One of the main ways I make my living is through ghostwriting, and I love it. I get to write about topics I’d never write about otherwise, meet fascinating people, and enter the minds of those fascinating people. Sort of like writing fiction, only not.
What is Ghostwriting?
Ghostwriting is when I write the book for you but your name appears on the book. As far as the world knows, you are the author of the book. If I’m lucky, you might thank me in the acknowledgments . But even that is not really necessary. Some big-time ghostwriters even get a “with” credit, as in “by famous person with ghostwriter.” But not usually. Who Uses Ghostwriters?

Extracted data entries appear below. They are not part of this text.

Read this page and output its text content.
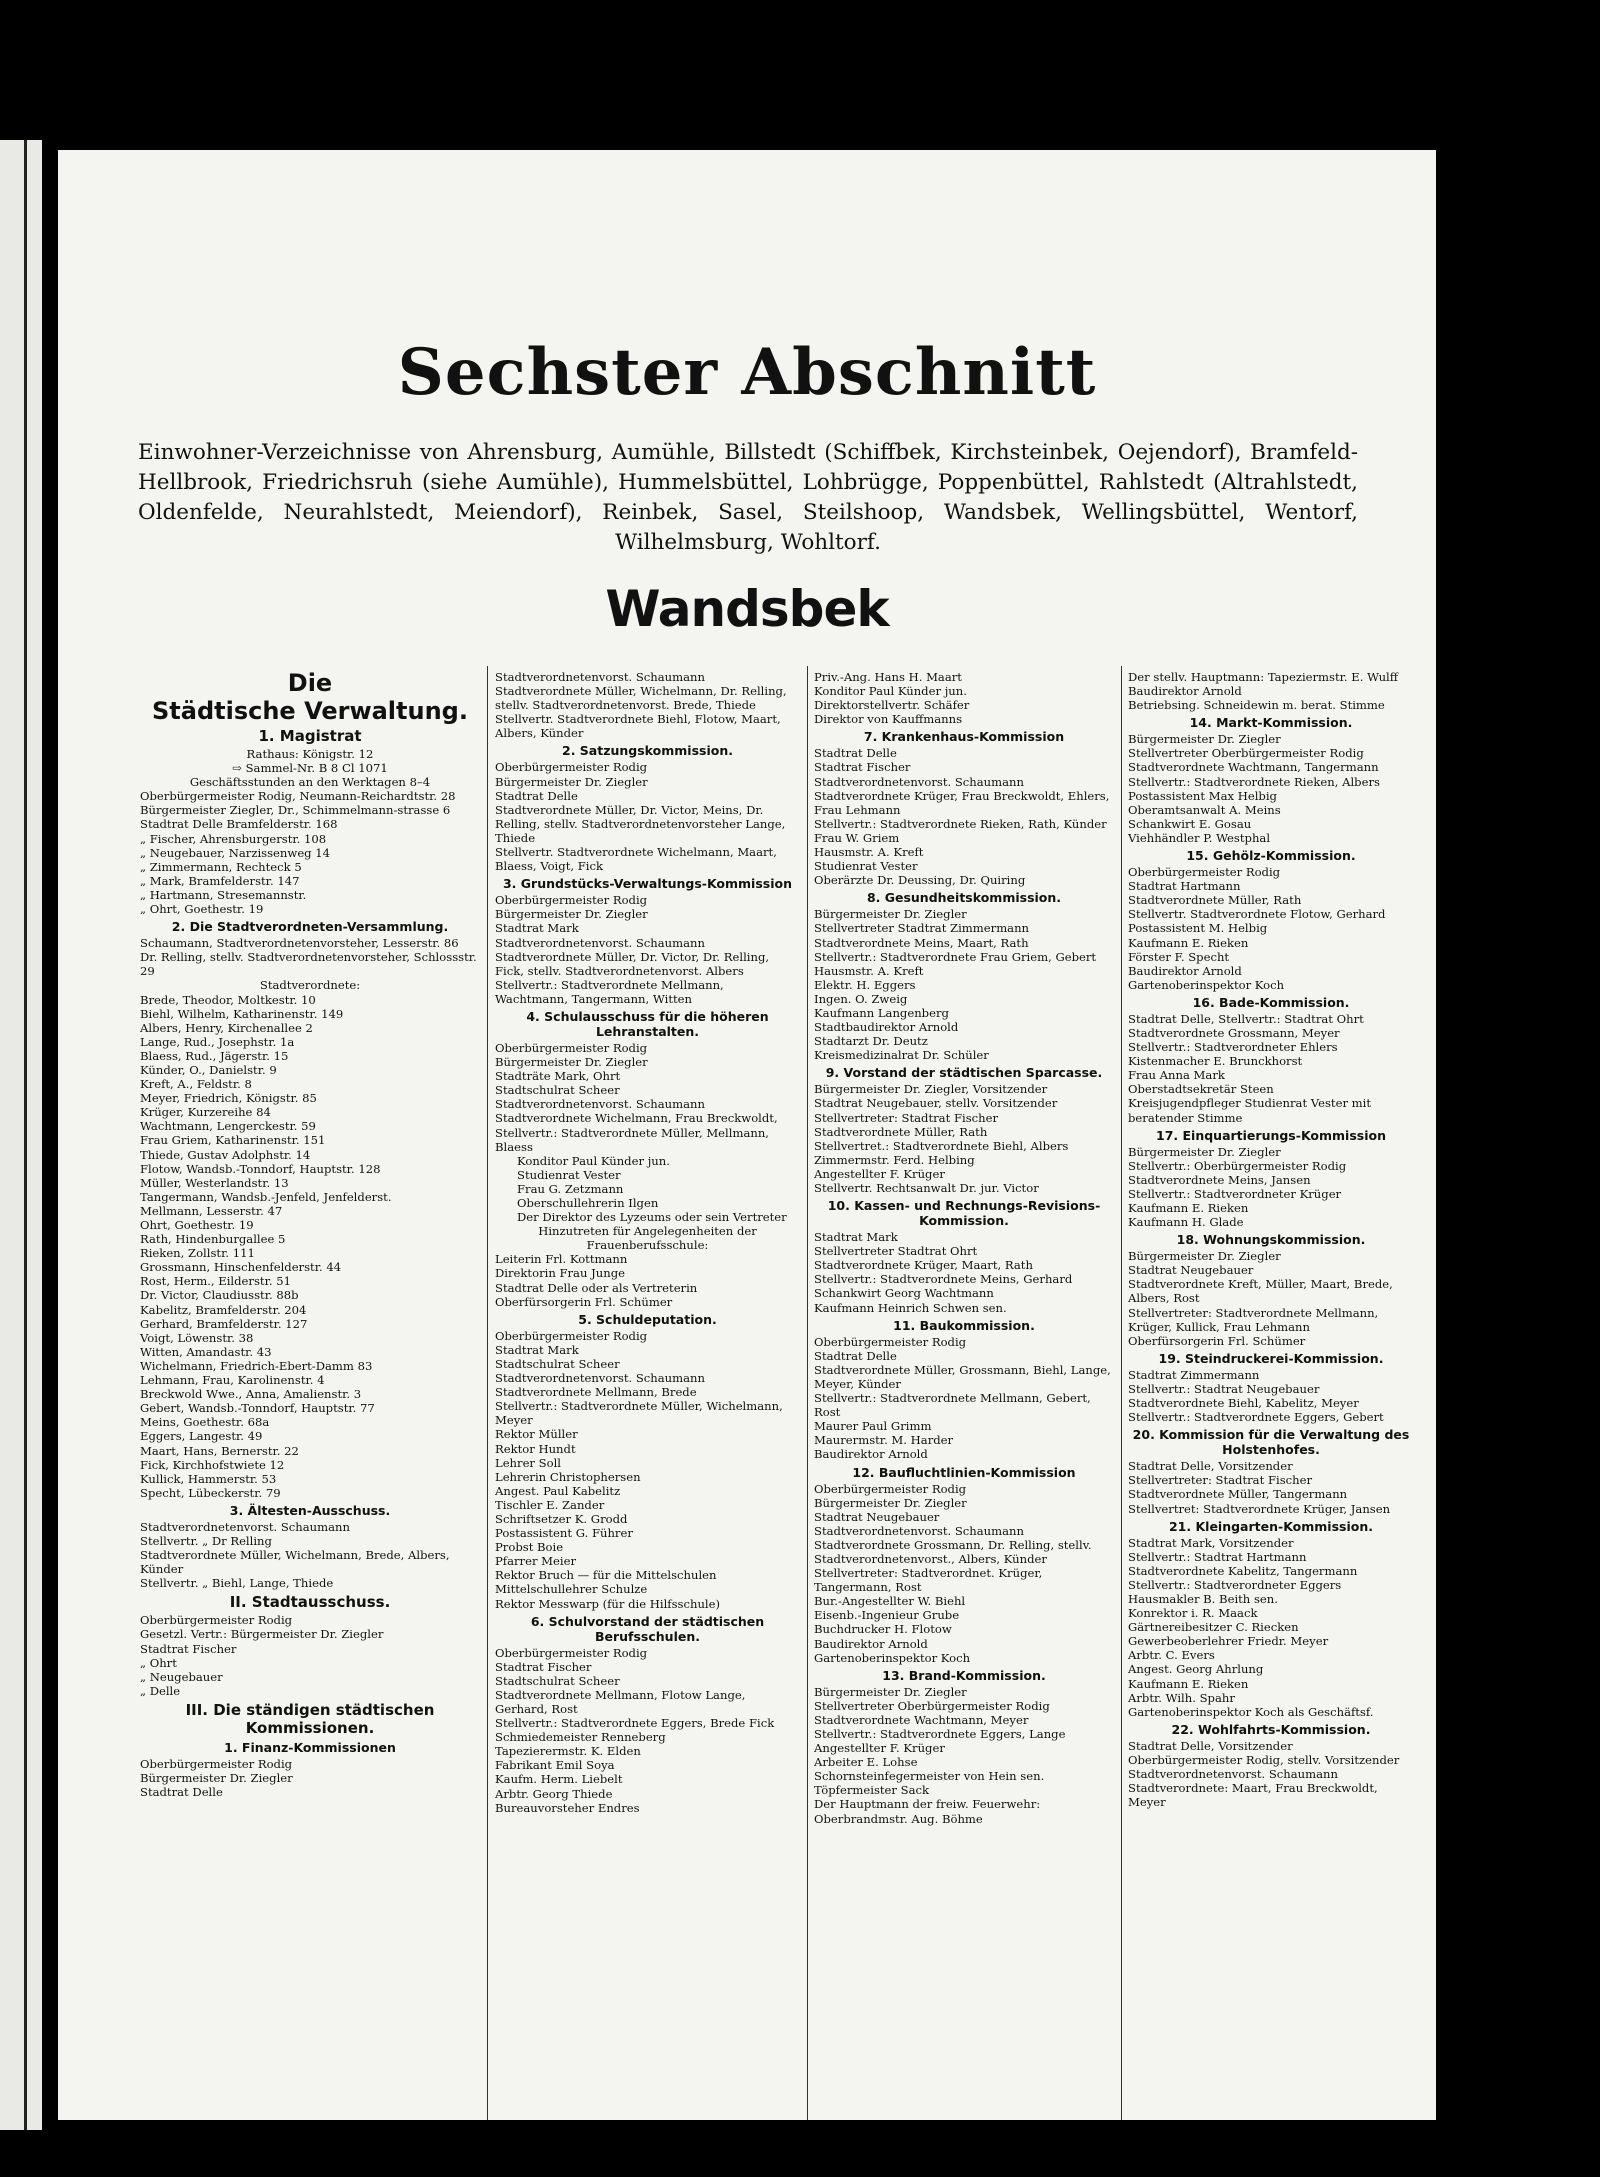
Sechster Abschnitt
Einwohner-Verzeichnisse von Ahrensburg, Aumühle, Billstedt (Schiffbek, Kirchsteinbek, Oejendorf), Bramfeld-Hellbrook, Friedrichsruh (siehe Aumühle), Hummelsbüttel, Lohbrügge, Poppenbüttel, Rahlstedt (Altrahlstedt, Oldenfelde, Neurahlstedt, Meiendorf), Reinbek, Sasel, Steilshoop, Wandsbek, Wellingsbüttel, Wentorf, Wilhelmsburg, Wohltorf.
Wandsbek
Die
Städtische Verwaltung.
1. Magistrat
Rathaus: Königstr. 12
⇨ Sammel-Nr. B 8 Cl 1071
Geschäftsstunden an den Werktagen 8–4
Oberbürgermeister Rodig, Neumann-Reichardtstr. 28
Bürgermeister Ziegler, Dr., Schimmelmann-strasse 6
Stadtrat Delle Bramfelderstr. 168
„ Fischer, Ahrensburgerstr. 108
„ Neugebauer, Narzissenweg 14
„ Zimmermann, Rechteck 5
„ Mark, Bramfelderstr. 147
„ Hartmann, Stresemannstr.
„ Ohrt, Goethestr. 19
2. Die Stadtverordneten-Versammlung.
Schaumann, Stadtverordnetenvorsteher, Lesserstr. 86
Dr. Relling, stellv. Stadtverordnetenvorsteher, Schlossstr. 29
Stadtverordnete:
Brede, Theodor, Moltkestr. 10
Biehl, Wilhelm, Katharinenstr. 149
Albers, Henry, Kirchenallee 2
Lange, Rud., Josephstr. 1a
Blaess, Rud., Jägerstr. 15
Künder, O., Danielstr. 9
Kreft, A., Feldstr. 8
Meyer, Friedrich, Königstr. 85
Krüger, Kurzereihe 84
Wachtmann, Lengerckestr. 59
Frau Griem, Katharinenstr. 151
Thiede, Gustav Adolphstr. 14
Flotow, Wandsb.-Tonndorf, Hauptstr. 128
Müller, Westerlandstr. 13
Tangermann, Wandsb.-Jenfeld, Jenfelderst.
Mellmann, Lesserstr. 47
Ohrt, Goethestr. 19
Rath, Hindenburgallee 5
Rieken, Zollstr. 111
Grossmann, Hinschenfelderstr. 44
Rost, Herm., Eilderstr. 51
Dr. Victor, Claudiusstr. 88b
Kabelitz, Bramfelderstr. 204
Gerhard, Bramfelderstr. 127
Voigt, Löwenstr. 38
Witten, Amandastr. 43
Wichelmann, Friedrich-Ebert-Damm 83
Lehmann, Frau, Karolinenstr. 4
Breckwold Wwe., Anna, Amalienstr. 3
Gebert, Wandsb.-Tonndorf, Hauptstr. 77
Meins, Goethestr. 68a
Eggers, Langestr. 49
Maart, Hans, Bernerstr. 22
Fick, Kirchhofstwiete 12
Kullick, Hammerstr. 53
Specht, Lübeckerstr. 79
3. Ältesten-Ausschuss.
Stadtverordnetenvorst. Schaumann
Stellvertr. „ Dr Relling
Stadtverordnete Müller, Wichelmann, Brede, Albers, Künder
Stellvertr. „ Biehl, Lange, Thiede
II. Stadtausschuss.
Oberbürgermeister Rodig
Gesetzl. Vertr.: Bürgermeister Dr. Ziegler
Stadtrat Fischer
„ Ohrt
„ Neugebauer
„ Delle
III. Die ständigen städtischen Kommissionen.
1. Finanz-Kommissionen
Oberbürgermeister Rodig
Bürgermeister Dr. Ziegler
Stadtrat Delle
Stadtverordnetenvorst. Schaumann
Stadtverordnete Müller, Wichelmann, Dr. Relling, stellv. Stadtverordnetenvorst. Brede, Thiede
Stellvertr. Stadtverordnete Biehl, Flotow, Maart, Albers, Künder
2. Satzungskommission.
Oberbürgermeister Rodig
Bürgermeister Dr. Ziegler
Stadtrat Delle
Stadtverordnete Müller, Dr. Victor, Meins, Dr. Relling, stellv. Stadtverordnetenvorsteher Lange, Thiede
Stellvertr. Stadtverordnete Wichelmann, Maart, Blaess, Voigt, Fick
3. Grundstücks-Verwaltungs-Kommission
Oberbürgermeister Rodig
Bürgermeister Dr. Ziegler
Stadtrat Mark
Stadtverordnetenvorst. Schaumann
Stadtverordnete Müller, Dr. Victor, Dr. Relling, Fick, stellv. Stadtverordnetenvorst. Albers
Stellvertr.: Stadtverordnete Mellmann, Wachtmann, Tangermann, Witten
4. Schulausschuss für die höheren Lehranstalten.
Oberbürgermeister Rodig
Bürgermeister Dr. Ziegler
Stadträte Mark, Ohrt
Stadtschulrat Scheer
Stadtverordnetenvorst. Schaumann
Stadtverordnete Wichelmann, Frau Breckwoldt,
Stellvertr.: Stadtverordnete Müller, Mellmann, Blaess
Konditor Paul Künder jun.
Studienrat Vester
Frau G. Zetzmann
Oberschullehrerin Ilgen
Der Direktor des Lyzeums oder sein Vertreter
Hinzutreten für Angelegenheiten der Frauenberufsschule:
Leiterin Frl. Kottmann
Direktorin Frau Junge
Stadtrat Delle oder als Vertreterin
Oberfürsorgerin Frl. Schümer
5. Schuldeputation.
Oberbürgermeister Rodig
Stadtrat Mark
Stadtschulrat Scheer
Stadtverordnetenvorst. Schaumann
Stadtverordnete Mellmann, Brede
Stellvertr.: Stadtverordnete Müller, Wichelmann, Meyer
Rektor Müller
Rektor Hundt
Lehrer Soll
Lehrerin Christophersen
Angest. Paul Kabelitz
Tischler E. Zander
Schriftsetzer K. Grodd
Postassistent G. Führer
Probst Boie
Pfarrer Meier
Rektor Bruch — für die Mittelschulen
Mittelschullehrer Schulze
Rektor Messwarp (für die Hilfsschule)
6. Schulvorstand der städtischen Berufsschulen.
Oberbürgermeister Rodig
Stadtrat Fischer
Stadtschulrat Scheer
Stadtverordnete Mellmann, Flotow Lange, Gerhard, Rost
Stellvertr.: Stadtverordnete Eggers, Brede Fick
Schmiedemeister Renneberg
Tapezierermstr. K. Elden
Fabrikant Emil Soya
Kaufm. Herm. Liebelt
Arbtr. Georg Thiede
Bureauvorsteher Endres
Priv.-Ang. Hans H. Maart
Konditor Paul Künder jun.
Direktorstellvertr. Schäfer
Direktor von Kauffmanns
7. Krankenhaus-Kommission
Stadtrat Delle
Stadtrat Fischer
Stadtverordnetenvorst. Schaumann
Stadtverordnete Krüger, Frau Breckwoldt, Ehlers, Frau Lehmann
Stellvertr.: Stadtverordnete Rieken, Rath, Künder
Frau W. Griem
Hausmstr. A. Kreft
Studienrat Vester
Oberärzte Dr. Deussing, Dr. Quiring
8. Gesundheitskommission.
Bürgermeister Dr. Ziegler
Stellvertreter Stadtrat Zimmermann
Stadtverordnete Meins, Maart, Rath
Stellvertr.: Stadtverordnete Frau Griem, Gebert
Hausmstr. A. Kreft
Elektr. H. Eggers
Ingen. O. Zweig
Kaufmann Langenberg
Stadtbaudirektor Arnold
Stadtarzt Dr. Deutz
Kreismedizinalrat Dr. Schüler
9. Vorstand der städtischen Sparcasse.
Bürgermeister Dr. Ziegler, Vorsitzender
Stadtrat Neugebauer, stellv. Vorsitzender
Stellvertreter: Stadtrat Fischer
Stadtverordnete Müller, Rath
Stellvertret.: Stadtverordnete Biehl, Albers
Zimmermstr. Ferd. Helbing
Angestellter F. Krüger
Stellvertr. Rechtsanwalt Dr. jur. Victor
10. Kassen- und Rechnungs-Revisions-Kommission.
Stadtrat Mark
Stellvertreter Stadtrat Ohrt
Stadtverordnete Krüger, Maart, Rath
Stellvertr.: Stadtverordnete Meins, Gerhard
Schankwirt Georg Wachtmann
Kaufmann Heinrich Schwen sen.
11. Baukommission.
Oberbürgermeister Rodig
Stadtrat Delle
Stadtverordnete Müller, Grossmann, Biehl, Lange, Meyer, Künder
Stellvertr.: Stadtverordnete Mellmann, Gebert, Rost
Maurer Paul Grimm
Maurermstr. M. Harder
Baudirektor Arnold
12. Baufluchtlinien-Kommission
Oberbürgermeister Rodig
Bürgermeister Dr. Ziegler
Stadtrat Neugebauer
Stadtverordnetenvorst. Schaumann
Stadtverordnete Grossmann, Dr. Relling, stellv. Stadtverordnetenvorst., Albers, Künder
Stellvertreter: Stadtverordnet. Krüger, Tangermann, Rost
Bur.-Angestellter W. Biehl
Eisenb.-Ingenieur Grube
Buchdrucker H. Flotow
Baudirektor Arnold
Gartenoberinspektor Koch
13. Brand-Kommission.
Bürgermeister Dr. Ziegler
Stellvertreter Oberbürgermeister Rodig
Stadtverordnete Wachtmann, Meyer
Stellvertr.: Stadtverordnete Eggers, Lange
Angestellter F. Krüger
Arbeiter E. Lohse
Schornsteinfegermeister von Hein sen.
Töpfermeister Sack
Der Hauptmann der freiw. Feuerwehr: Oberbrandmstr. Aug. Böhme
Der stellv. Hauptmann: Tapeziermstr. E. Wulff
Baudirektor Arnold
Betriebsing. Schneidewin m. berat. Stimme
14. Markt-Kommission.
Bürgermeister Dr. Ziegler
Stellvertreter Oberbürgermeister Rodig
Stadtverordnete Wachtmann, Tangermann
Stellvertr.: Stadtverordnete Rieken, Albers
Postassistent Max Helbig
Oberamtsanwalt A. Meins
Schankwirt E. Gosau
Viehhändler P. Westphal
15. Gehölz-Kommission.
Oberbürgermeister Rodig
Stadtrat Hartmann
Stadtverordnete Müller, Rath
Stellvertr. Stadtverordnete Flotow, Gerhard
Postassistent M. Helbig
Kaufmann E. Rieken
Förster F. Specht
Baudirektor Arnold
Gartenoberinspektor Koch
16. Bade-Kommission.
Stadtrat Delle, Stellvertr.: Stadtrat Ohrt
Stadtverordnete Grossmann, Meyer
Stellvertr.: Stadtverordneter Ehlers
Kistenmacher E. Brunckhorst
Frau Anna Mark
Oberstadtsekretär Steen
Kreisjugendpfleger Studienrat Vester mit beratender Stimme
17. Einquartierungs-Kommission
Bürgermeister Dr. Ziegler
Stellvertr.: Oberbürgermeister Rodig
Stadtverordnete Meins, Jansen
Stellvertr.: Stadtverordneter Krüger
Kaufmann E. Rieken
Kaufmann H. Glade
18. Wohnungskommission.
Bürgermeister Dr. Ziegler
Stadtrat Neugebauer
Stadtverordnete Kreft, Müller, Maart, Brede, Albers, Rost
Stellvertreter: Stadtverordnete Mellmann, Krüger, Kullick, Frau Lehmann
Oberfürsorgerin Frl. Schümer
19. Steindruckerei-Kommission.
Stadtrat Zimmermann
Stellvertr.: Stadtrat Neugebauer
Stadtverordnete Biehl, Kabelitz, Meyer
Stellvertr.: Stadtverordnete Eggers, Gebert
20. Kommission für die Verwaltung des Holstenhofes.
Stadtrat Delle, Vorsitzender
Stellvertreter: Stadtrat Fischer
Stadtverordnete Müller, Tangermann
Stellvertret: Stadtverordnete Krüger, Jansen
21. Kleingarten-Kommission.
Stadtrat Mark, Vorsitzender
Stellvertr.: Stadtrat Hartmann
Stadtverordnete Kabelitz, Tangermann
Stellvertr.: Stadtverordneter Eggers
Hausmakler B. Beith sen.
Konrektor i. R. Maack
Gärtnereibesitzer C. Riecken
Gewerbeoberlehrer Friedr. Meyer
Arbtr. C. Evers
Angest. Georg Ahrlung
Kaufmann E. Rieken
Arbtr. Wilh. Spahr
Gartenoberinspektor Koch als Geschäftsf.
22. Wohlfahrts-Kommission.
Stadtrat Delle, Vorsitzender
Oberbürgermeister Rodig, stellv. Vorsitzender
Stadtverordnetenvorst. Schaumann
Stadtverordnete: Maart, Frau Breckwoldt, Meyer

A better question might be, who doesn’t use a ghostwriter? Generally, ghostwriters are employed for non-fiction projects, though many a novel has been ghostwritten (you can read a post I wrote about that here.) Many of the best-selling business and self-help books are ghostwritten, as are those by politicians and celebrities.
Not only famous people hire ghostwriters. People in all walks of life who are too busy to write a book or simply feel they don’t have a way with word hire ghostwriters. Working with a ghostwriter can be an efficient way of getting your book to print.
Why Do I Need a Book?
You may not have dreams of bestseller status, but you do need a book. Why? Here are some reasons:
A book lends your career immediate status and prestige. No matter what profession you are in, having a book to show for yourself gives you credibility.
If you do any public speaking, or aspire to, you need a book because many speaking bureaus will not book you unless you have one.
A book offers a potential additional income stream. You may choose to sell it on the internet or as a back-of-the-room product. If you are providing useful content on your website or blog, people will want to buy a book to read more. If you are giving inspiring lectures, people will want to read more. Give them what they want–a book.
A book offers you a chance to spread your message in a different channel. Make no mistake, even iin this digital age, a book is still considered the ultimate authority.
What is The Ghostwriting Process?
People come to me when they have an idea for a book, have been struggling to write one for awhile, or need to get a product out fast, for any of the above reasons. Generally, the client will have a fair amount of material or notes on the project ready. If this is not the case, there may be quite a bit of upfront interviewing time required.
It is my job to take this material and shape it into a finished product that reflects the voice and style of the client. No two of the books that I ghostwrite will sound like the same author if I’ve done my job correctly. I assess the potential readers and what sort of style might be appropriate for them, also.
Every project differs, but basically I’ll send the client constant updates of the the manuscript for him or her to edit and make changes on. I guarantee my work and I’m not happy until the client is happy. How Long Does it Take?
The time frame varies. I’ve gotten books out in as short as a month, while some projects tend to take much longer.
How Much Does it Cost?
While I have a base fee, again, each project will vary in cost. It depends on how much material you have ready. Some books really only need a rewrite or edit, while others require a massive assembly of notes and research. Still others may need a lot of upfront interviewing time to pull the story out of the client, and this, of course, will cost more. Please, please, please don’t assume that a ghostwriter will work for royalties only. We’re professionals, too, folks, and we like to eat also. Royalties are more of an “if” than a “for certain” and if they do every manifest, it may not be for months or years in the future. Unless you can find a ghostwriter who needs experience and a credit to show, forget about asking us to work for royalties.